Start a YouVersion reading plan.

Choose among plans that will walk you through timely seasons like Lent, plans that focus on interesting topics, plans by popular authors and speakers, and plans that take you through books of the Bible. Some plans can be completed in a few days and others move you through the entire Bible in a year. YouVersion will help you track your progress, take notes, and share your thoughts with friends.

Listen to the Bible on YouVersion.

Are you driving? Working out? Cooking dinner? YouVersion allows you to listen to the Bible in several versions, so you can catch up on your reading plan audibly, or spend time with God’s Word “hands-free.”

Check out what your friends are reading in YouVersion.

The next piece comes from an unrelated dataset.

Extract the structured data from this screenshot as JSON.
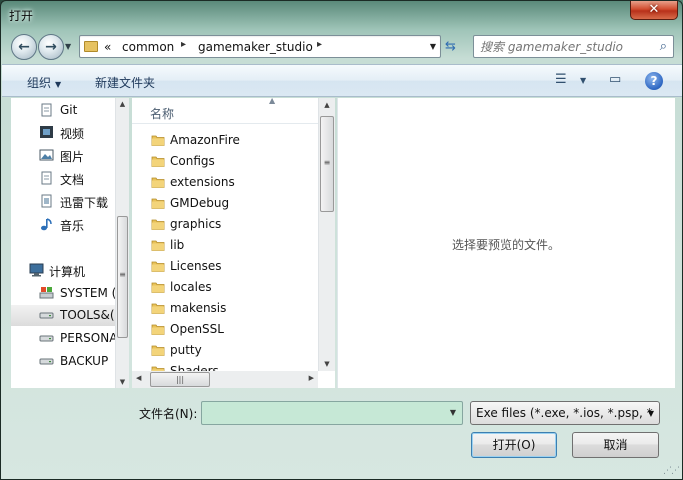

Friends can join your YouVersion account, so you can read each other’s public notes and post comments. YouVersion also helps you send verses or scripture images to friends as encouragement.

Read the YouVersion Verse of the Day.

Try reading the verse several times, while emphasizing different words. Or use the verse as a prompt to pray for yourself or someone else.

2. Take advantage of “Do Not Disturb.”

Adjust your settings to hold incoming calls and notifications when you’re reading the Bible on your smartphone. The iPhone can be easily set to “Do Not Disturb” to avoid distracting notifications. If you’re worried about missing an important call, you can adjust the “Do Not Disturb” setting to allow notifications only from “Favorites.”

3. Make a plan, and stick to it.

Consider this approach: Make the Bible your first stop during Lent. When you pick up your smartphone to pass the time, choose the Bible for the first five minutes—over a game, social media, or even sending a casual text or e-mail.

4. Expect opposition.

Adjusting a mindless habit is never easy, and it may shine uncomfortable light on the ways you use your smartphone. You may feel restless, and even bored with the Bible. You may regress to an old habit now and again. Hang in there. Pray through the discomfort. Listen for God’s still, small voice. And persist in believing that this kind of sacrifice may seem small to you, but God is pleased with your gift and will bless it, according to John 6.

5. Tell a friend about your plan.

It’s too easy to talk ourselves out of a new discipline if we haven’t said it out loud to someone we trust to hold us accountable. If you’re not sure who to ask, go ahead and tweet it. Your followers may actually hold you to it!

After Easter

Lent will be over in just a few weeks–and what will your time away from technology have done for you? Don’t just “give up” social media and smartphone distractions for Lent—Use that discipline to create a more satisfying addiction.